Our recent research paper, “Stress Testing Ethena: A Quantitative Look at Protocol Stability,” examines how rapidly growing deposits of Ethena’s USDe, sUSDe and especially Pendle Principal Tokens are reshaping Aave’s collateral pool and funding dynamics. It maps out both on‑chain liquidity hazards (e.g., thin PT markets, leveraged looping, rehypothecation) and backing‑side tail risks (exchange or custodian failure, collateral de‑peg, prolonged negative funding) via scenario modeling and Monte‑Carlo simulations, while proving that Aave’s current risk‑oracle floors, eMode parameterization and liquidation controls would absorb most plausible shocks. The proposed cap increases reflect and incorporate the insights from this paper.
Finally, our most recent paper, “Aave’s Growing Exposure to Ethena: Risk Implications Throughout the Growth and Contraction Cycles of USDe ,” shows that contraction and stabilization dynamics within the Aave-Ethena ecosystem are closely linked. When sUSDe yields decline, leveraged positions unwind, freeing up significant stablecoin liquidity in Aave through repayments. Simultaneously, PT/USDe borrowers shift their debt into other stablecoins, generating upward price pressure on USDe precisely when redemption demand rises. Crucially, stablecoin repayments from leverage unwinders typically outweigh PT debt migration into stablecoins, creating a natural liquidity buffer. Our analysis indicates this dynamic effectively stabilizes Aave markets, comfortably absorbing potential stress even during Ethena’s withdrawal of backing assets. Overall, the current market structure supports increased exposure, provided backing deployment into Aave remains prudently managed. The proposed cap increases reflect and incorporate the insights from the aforementioned papers.
USDe (Ethereum Core)
Following the expiry of Ethena’s September PTs, the USDe vault observed a sharp growth in supply and a sharp drop in demand. This is due to the lower PT yield on the newly listed November PTs, disincentivizing usage within the looping strategy. As such, roughly 1B of USDe debt has been repaid, and 350M of USDe was deposited. This resulted in a drop in utilization of the vault, reaching a borrow APY of only 2.6% compared to its UOptimal of 7.5%. The asset’s Supply cap has also been reached with a utilization of 31%.
Supply Distribution
While the top supplier of USDe represents a significant portion of the market, all of the top suppliers mantain highly correlated debt, which minimizes liquidation risk.
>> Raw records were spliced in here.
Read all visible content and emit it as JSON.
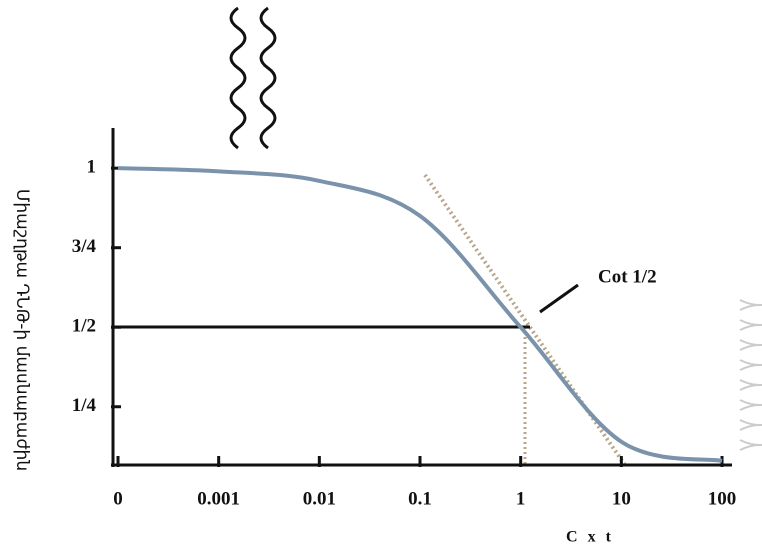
{
  "chart_data": {
    "type": "line",
    "categories": [
      "0",
      "0.001",
      "0.01",
      "0.1",
      "1",
      "10",
      "100"
    ],
    "series": [
      {
        "color": "#7a93ab",
        "values": [
          1,
          0.99,
          0.96,
          0.85,
          0.5,
          0.14,
          0.08
        ]
      }
    ],
    "ylim": [
      0.07,
      1.12
    ],
    "yticks": [
      {
        "value": 0.25,
        "label": "1/4"
      },
      {
        "value": 0.5,
        "label": "1/2"
      },
      {
        "value": 0.75,
        "label": "3/4"
      },
      1
    ],
    "y_label": "Միաշղթա ԴՆԹ-ի մասնաբաժին",
    "x_label": "C x t",
    "annotation": "Cot 1/2"
  }
}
A significant portion of the top wallets appears to be adopting the Liquid Leverage strategy, which requires the supply of 50% USDe and 50% sUSDe in order to earn additional incentives.
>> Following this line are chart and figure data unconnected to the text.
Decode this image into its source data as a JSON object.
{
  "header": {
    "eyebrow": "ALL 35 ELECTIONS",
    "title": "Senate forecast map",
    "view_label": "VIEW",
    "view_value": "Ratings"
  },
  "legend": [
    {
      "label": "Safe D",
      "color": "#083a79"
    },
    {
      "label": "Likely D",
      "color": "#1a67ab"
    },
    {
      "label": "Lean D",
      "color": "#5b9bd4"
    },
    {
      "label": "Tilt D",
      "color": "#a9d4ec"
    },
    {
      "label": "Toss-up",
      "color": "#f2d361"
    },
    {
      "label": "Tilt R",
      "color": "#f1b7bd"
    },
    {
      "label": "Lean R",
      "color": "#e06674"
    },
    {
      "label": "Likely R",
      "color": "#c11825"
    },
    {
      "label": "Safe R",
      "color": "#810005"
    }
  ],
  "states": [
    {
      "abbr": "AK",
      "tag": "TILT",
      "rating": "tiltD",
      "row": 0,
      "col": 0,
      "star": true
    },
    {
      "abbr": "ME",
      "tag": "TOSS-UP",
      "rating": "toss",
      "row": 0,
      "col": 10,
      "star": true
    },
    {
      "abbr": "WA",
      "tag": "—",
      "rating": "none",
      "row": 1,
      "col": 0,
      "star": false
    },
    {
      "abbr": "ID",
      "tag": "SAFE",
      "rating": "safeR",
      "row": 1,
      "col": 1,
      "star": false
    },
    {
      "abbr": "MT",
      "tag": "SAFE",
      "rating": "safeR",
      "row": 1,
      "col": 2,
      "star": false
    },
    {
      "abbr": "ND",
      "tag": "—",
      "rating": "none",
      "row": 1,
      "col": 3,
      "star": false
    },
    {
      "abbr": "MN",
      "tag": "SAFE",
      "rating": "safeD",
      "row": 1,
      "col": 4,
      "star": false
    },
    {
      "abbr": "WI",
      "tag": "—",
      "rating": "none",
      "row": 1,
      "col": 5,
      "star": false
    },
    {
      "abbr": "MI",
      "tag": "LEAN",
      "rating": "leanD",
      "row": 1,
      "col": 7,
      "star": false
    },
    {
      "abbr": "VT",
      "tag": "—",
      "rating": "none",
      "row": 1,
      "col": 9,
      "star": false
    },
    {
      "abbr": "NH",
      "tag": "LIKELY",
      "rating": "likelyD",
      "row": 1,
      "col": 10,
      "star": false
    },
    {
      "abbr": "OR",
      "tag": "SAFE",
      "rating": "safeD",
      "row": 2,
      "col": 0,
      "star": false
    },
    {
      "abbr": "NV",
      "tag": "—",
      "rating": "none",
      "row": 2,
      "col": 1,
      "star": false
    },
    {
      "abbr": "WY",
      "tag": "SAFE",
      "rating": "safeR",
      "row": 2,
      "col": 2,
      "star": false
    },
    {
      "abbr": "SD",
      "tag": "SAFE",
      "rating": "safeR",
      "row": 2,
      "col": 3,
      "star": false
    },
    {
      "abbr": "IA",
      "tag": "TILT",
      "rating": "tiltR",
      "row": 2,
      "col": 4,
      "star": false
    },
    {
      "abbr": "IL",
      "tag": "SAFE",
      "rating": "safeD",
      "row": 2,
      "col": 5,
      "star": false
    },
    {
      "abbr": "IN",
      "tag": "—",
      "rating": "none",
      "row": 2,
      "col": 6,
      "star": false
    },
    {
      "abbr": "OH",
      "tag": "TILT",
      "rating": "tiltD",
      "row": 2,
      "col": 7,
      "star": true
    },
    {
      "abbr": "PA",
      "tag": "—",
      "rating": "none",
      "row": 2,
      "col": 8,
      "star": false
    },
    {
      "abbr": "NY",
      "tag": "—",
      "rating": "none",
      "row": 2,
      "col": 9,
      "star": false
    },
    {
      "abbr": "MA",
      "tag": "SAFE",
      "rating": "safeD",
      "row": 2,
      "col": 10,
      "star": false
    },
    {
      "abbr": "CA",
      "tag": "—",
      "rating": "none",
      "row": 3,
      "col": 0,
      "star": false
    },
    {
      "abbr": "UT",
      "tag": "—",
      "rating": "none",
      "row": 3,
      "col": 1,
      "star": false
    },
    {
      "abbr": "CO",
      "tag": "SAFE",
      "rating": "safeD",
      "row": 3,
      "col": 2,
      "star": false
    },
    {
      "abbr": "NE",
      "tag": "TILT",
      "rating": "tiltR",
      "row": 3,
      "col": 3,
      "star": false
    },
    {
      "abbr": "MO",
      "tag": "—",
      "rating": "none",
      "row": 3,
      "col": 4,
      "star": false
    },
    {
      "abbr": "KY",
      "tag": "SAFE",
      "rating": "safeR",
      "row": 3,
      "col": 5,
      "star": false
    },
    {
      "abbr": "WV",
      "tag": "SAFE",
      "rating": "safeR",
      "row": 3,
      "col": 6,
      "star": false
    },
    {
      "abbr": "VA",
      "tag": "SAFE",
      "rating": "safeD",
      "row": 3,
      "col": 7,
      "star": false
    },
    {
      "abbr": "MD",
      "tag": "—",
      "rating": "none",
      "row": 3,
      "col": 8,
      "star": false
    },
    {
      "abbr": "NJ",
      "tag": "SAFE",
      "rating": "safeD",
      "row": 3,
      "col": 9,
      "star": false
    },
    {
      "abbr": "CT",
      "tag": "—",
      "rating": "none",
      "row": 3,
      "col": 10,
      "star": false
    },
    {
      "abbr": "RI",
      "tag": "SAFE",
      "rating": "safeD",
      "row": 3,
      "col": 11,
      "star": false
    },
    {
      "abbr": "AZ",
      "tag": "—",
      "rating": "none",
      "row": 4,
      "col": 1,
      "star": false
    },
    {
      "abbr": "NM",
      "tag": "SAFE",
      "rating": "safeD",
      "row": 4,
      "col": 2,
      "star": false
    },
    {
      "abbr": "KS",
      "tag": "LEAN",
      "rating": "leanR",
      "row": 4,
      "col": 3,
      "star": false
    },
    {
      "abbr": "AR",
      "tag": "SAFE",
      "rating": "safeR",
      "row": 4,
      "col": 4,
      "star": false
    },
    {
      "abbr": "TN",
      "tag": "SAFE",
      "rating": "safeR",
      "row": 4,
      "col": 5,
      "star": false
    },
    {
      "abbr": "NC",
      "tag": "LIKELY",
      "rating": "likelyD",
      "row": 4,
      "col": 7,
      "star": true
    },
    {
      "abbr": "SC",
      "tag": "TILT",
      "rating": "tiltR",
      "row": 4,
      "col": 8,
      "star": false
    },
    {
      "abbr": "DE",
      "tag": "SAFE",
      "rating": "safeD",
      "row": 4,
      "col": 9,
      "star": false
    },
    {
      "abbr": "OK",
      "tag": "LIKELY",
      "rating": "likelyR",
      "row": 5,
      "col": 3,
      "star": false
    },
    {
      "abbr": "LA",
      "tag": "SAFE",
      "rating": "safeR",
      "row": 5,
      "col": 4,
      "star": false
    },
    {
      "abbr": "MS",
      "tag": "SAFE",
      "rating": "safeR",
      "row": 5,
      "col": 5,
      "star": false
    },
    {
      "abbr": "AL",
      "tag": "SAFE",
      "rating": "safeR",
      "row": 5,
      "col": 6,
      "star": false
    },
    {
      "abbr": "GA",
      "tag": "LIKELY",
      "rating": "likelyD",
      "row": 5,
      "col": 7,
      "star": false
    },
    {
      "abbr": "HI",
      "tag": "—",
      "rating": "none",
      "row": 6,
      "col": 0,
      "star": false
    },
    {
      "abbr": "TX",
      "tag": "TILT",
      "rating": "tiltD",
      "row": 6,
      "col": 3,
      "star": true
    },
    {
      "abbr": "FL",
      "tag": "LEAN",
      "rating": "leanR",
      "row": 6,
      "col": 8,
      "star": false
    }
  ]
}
While the distribution of debt assets against USDe is heavily skewed torward USDT, with it representing over 72% of the debt, a significant portion, 25%, is also represented by USDC.
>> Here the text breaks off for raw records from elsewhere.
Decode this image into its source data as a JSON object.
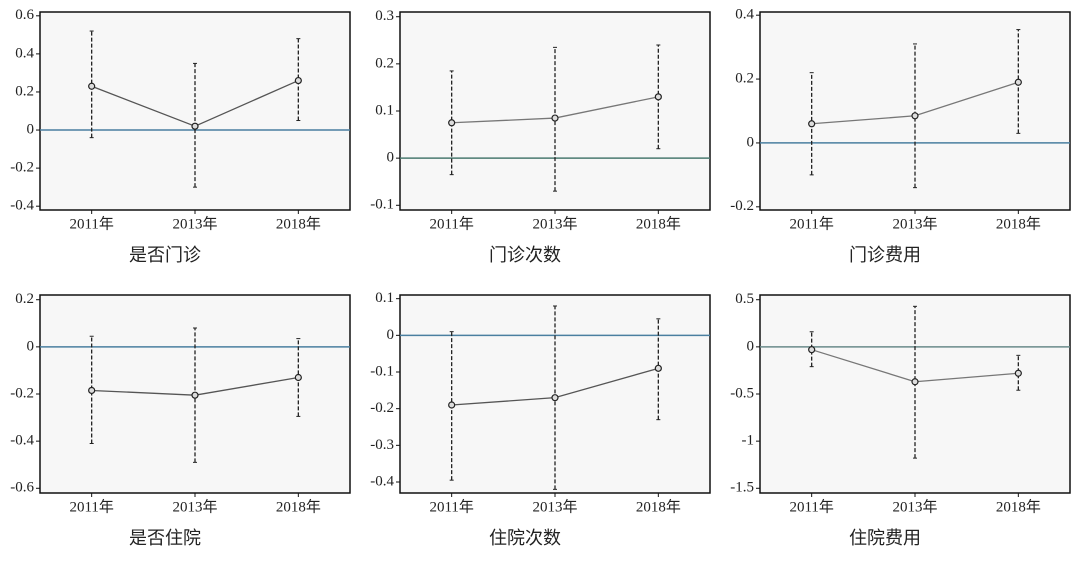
{
  "chart_data": [
    {
      "type": "errorbar",
      "xlabel": "是否门诊",
      "categories": [
        "2011年",
        "2013年",
        "2018年"
      ],
      "values": [
        0.23,
        0.02,
        0.26
      ],
      "lower": [
        -0.04,
        -0.3,
        0.05
      ],
      "upper": [
        0.52,
        0.35,
        0.48
      ],
      "color": "#555555",
      "ylim": [
        -0.42,
        0.62
      ],
      "yticks": [
        -0.4,
        -0.2,
        0,
        0.2,
        0.4,
        0.6
      ],
      "hline": 0,
      "hline_color": "#4a7fa0"
    },
    {
      "type": "errorbar",
      "xlabel": "门诊次数",
      "categories": [
        "2011年",
        "2013年",
        "2018年"
      ],
      "values": [
        0.075,
        0.085,
        0.13
      ],
      "lower": [
        -0.035,
        -0.07,
        0.02
      ],
      "upper": [
        0.185,
        0.235,
        0.24
      ],
      "color": "#777777",
      "ylim": [
        -0.11,
        0.31
      ],
      "yticks": [
        -0.1,
        0,
        0.1,
        0.2,
        0.3
      ],
      "hline": 0,
      "hline_color": "#4a7a70"
    },
    {
      "type": "errorbar",
      "xlabel": "门诊费用",
      "categories": [
        "2011年",
        "2013年",
        "2018年"
      ],
      "values": [
        0.06,
        0.085,
        0.19
      ],
      "lower": [
        -0.1,
        -0.14,
        0.03
      ],
      "upper": [
        0.22,
        0.31,
        0.355
      ],
      "color": "#777777",
      "ylim": [
        -0.21,
        0.41
      ],
      "yticks": [
        -0.2,
        0,
        0.2,
        0.4
      ],
      "hline": 0,
      "hline_color": "#4a7fa0"
    },
    {
      "type": "errorbar",
      "xlabel": "是否住院",
      "categories": [
        "2011年",
        "2013年",
        "2018年"
      ],
      "values": [
        -0.185,
        -0.205,
        -0.13
      ],
      "lower": [
        -0.41,
        -0.49,
        -0.295
      ],
      "upper": [
        0.045,
        0.08,
        0.035
      ],
      "color": "#555555",
      "ylim": [
        -0.62,
        0.22
      ],
      "yticks": [
        -0.6,
        -0.4,
        -0.2,
        0,
        0.2
      ],
      "hline": 0,
      "hline_color": "#4a7fa0"
    },
    {
      "type": "errorbar",
      "xlabel": "住院次数",
      "categories": [
        "2011年",
        "2013年",
        "2018年"
      ],
      "values": [
        -0.19,
        -0.17,
        -0.09
      ],
      "lower": [
        -0.395,
        -0.42,
        -0.23
      ],
      "upper": [
        0.01,
        0.08,
        0.045
      ],
      "color": "#555555",
      "ylim": [
        -0.43,
        0.11
      ],
      "yticks": [
        -0.4,
        -0.3,
        -0.2,
        -0.1,
        0,
        0.1
      ],
      "hline": 0,
      "hline_color": "#4a7fa0"
    },
    {
      "type": "errorbar",
      "xlabel": "住院费用",
      "categories": [
        "2011年",
        "2013年",
        "2018年"
      ],
      "values": [
        -0.03,
        -0.37,
        -0.28
      ],
      "lower": [
        -0.21,
        -1.18,
        -0.46
      ],
      "upper": [
        0.16,
        0.43,
        -0.09
      ],
      "color": "#777777",
      "ylim": [
        -1.55,
        0.55
      ],
      "yticks": [
        -1.5,
        -1,
        -0.5,
        0,
        0.5
      ],
      "hline": 0,
      "hline_color": "#6a8a8a"
    }
  ]
}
These assets maintain a high correlation with USDe, hence minimizing liquidation risk.
Recommendation
Given USDe’s quick growth, continued growth expectations thanks to the unwind of September’s PT tokens, and the safe usage behaviour within highly correlated E-Modes, Chaos Labs recommends increasing the Supply and Borrow caps of USDe.
weETH (Plasma)
Shortly after the launch of the Plasma mainnet, the weETH Aave market received a single deposit that filled the initial supply cap
Supply Distribution
The supply of weETH on Aave is highly concentrated, with a single wallet representing the entirety of the market. The same address is currently borrowing 21M USDT against its weETH collateral, maintaining a safe health score of 1.6.
Liquidity
WeETH liquidity on Plasma is concentrated within a weETH/waPlaWETH Balancer pool; the total TVL of the pool is currently $4M, with its current asset split being 50/50. waPlaWETH represents the Aave deposited version of weETH into Aave on the Plasma instance. This translates into available buy liquidity of $2M.
Recommendation
Given weETH’s primary user safe positioning and available DEX liquidity on the market, we are supportive of increasing the supply cap of weETH on Aave Plasma Instance.
Specification
| Market | Asset | Current Supply Cap | Recommended Supply Cap | Current Borrow Cap | Recommended Supply Cap |
|---|---|---|---|---|---|
| Ethereum Core | USDe | 2,100,000,000 | 2,700,000,000 | 1,750,000,000 | 2,500,000,000 |
| Plasma | weETH | 10,000 | 20,000 | - | - |
Next Steps
We will move forward and implement these updates via the Risk Steward process.
Disclosure
Chaos Labs has not been compensated by any third party for publishing this AGRS recommendation.